Calisthenics (body weight exercise) is probably the oldest form of exercise known to man and still one of the most effective. Why should this be so?
Most modern gym equipment has been designed with convenience in mind: seats, hand grips, digital displays etc. Requiring less effort in some cases than good old body weight exercise.
Let’s use the trusted Press up, or push up as I like to call them, as an example. A full push up requires a good level of core strength to support your abdomen and legs, while also activating upper body parts: Shoulders, triceps, lats, trapezius and biceps as stabilizing muscles, meaning you are using a vast amount of muscles for that one simple exercise.
Compare this to, let’s say a seated chest press machine, that you would find in most decent gyms nowadays. Although the movement is almost identical, firstly you are working against gravity in a different way, sitting upright the core is not so much in demand, the legs are almost completely rested and the need for stabilisation reduces, so straight away you have reduced the effectiveness of the exercise. Functionally, calisthenics are probably better than free weights and machines. The only drawback is, that when you are stronger and carry little weight, you are restricted to using only the weight you carry. Where as with free weights and machines you can add as much weight as you wish.
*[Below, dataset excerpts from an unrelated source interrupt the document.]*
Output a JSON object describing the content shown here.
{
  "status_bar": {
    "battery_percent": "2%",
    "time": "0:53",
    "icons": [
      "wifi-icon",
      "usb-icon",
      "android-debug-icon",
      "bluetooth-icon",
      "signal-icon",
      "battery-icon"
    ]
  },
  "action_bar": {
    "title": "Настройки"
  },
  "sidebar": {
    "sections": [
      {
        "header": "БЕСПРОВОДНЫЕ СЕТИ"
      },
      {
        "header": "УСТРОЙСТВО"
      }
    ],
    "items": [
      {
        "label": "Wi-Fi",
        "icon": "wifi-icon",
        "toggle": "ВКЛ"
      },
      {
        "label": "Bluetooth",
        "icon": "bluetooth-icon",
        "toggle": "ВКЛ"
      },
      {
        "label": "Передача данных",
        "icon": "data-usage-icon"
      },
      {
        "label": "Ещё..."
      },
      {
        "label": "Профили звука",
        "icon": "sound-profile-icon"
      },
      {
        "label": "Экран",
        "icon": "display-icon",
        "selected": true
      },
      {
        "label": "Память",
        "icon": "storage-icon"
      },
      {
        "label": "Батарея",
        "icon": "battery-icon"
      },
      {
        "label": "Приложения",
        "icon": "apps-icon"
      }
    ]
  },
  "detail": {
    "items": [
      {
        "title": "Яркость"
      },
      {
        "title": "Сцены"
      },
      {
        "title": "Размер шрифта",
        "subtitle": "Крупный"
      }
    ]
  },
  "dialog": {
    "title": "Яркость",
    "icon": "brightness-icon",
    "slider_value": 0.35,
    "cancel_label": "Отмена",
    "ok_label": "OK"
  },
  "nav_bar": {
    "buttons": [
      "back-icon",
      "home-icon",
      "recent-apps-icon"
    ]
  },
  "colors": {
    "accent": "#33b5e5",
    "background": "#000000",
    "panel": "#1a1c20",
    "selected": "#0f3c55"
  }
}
At this point I should emphasize the importance of using machines when beginning to exercise as they will prepare you well, for more difficult and demanding exercises using free weights and body weight. The weight machines are also good for developing specific muscles. Let’s take the tricep cable pull-down as an example, while you are using stabilising muscles, such as shoulders (deltoids), core, and leg muscles, the main volume of work is being carried out by the triceps; provided you are using enough weight, and using correct form.
Free weights are great for either isolation or compound exercises, where several muscles are in use simultaneously, but again they require a certain level of strength and co-ordination. One important factor in all these types of resistance exercises is good form, so no jerky or sudden movements, and control throughout the exertion and rest phase of exercise, this will reduce injury risk and work the muscles more effectively.
If embarking upon a new exercise regimen, I would suggest starting on the resistance machines, then once you are comfortable with these and feel an increase in strength, proceed to try free weights. Once you have mastered these and improved your strength and stability further, attempt some calisthenics. This will not only give you a goal to work towards but will also add a new dimension to your resistance routine, giving you the option to change it up more often and use different muscles.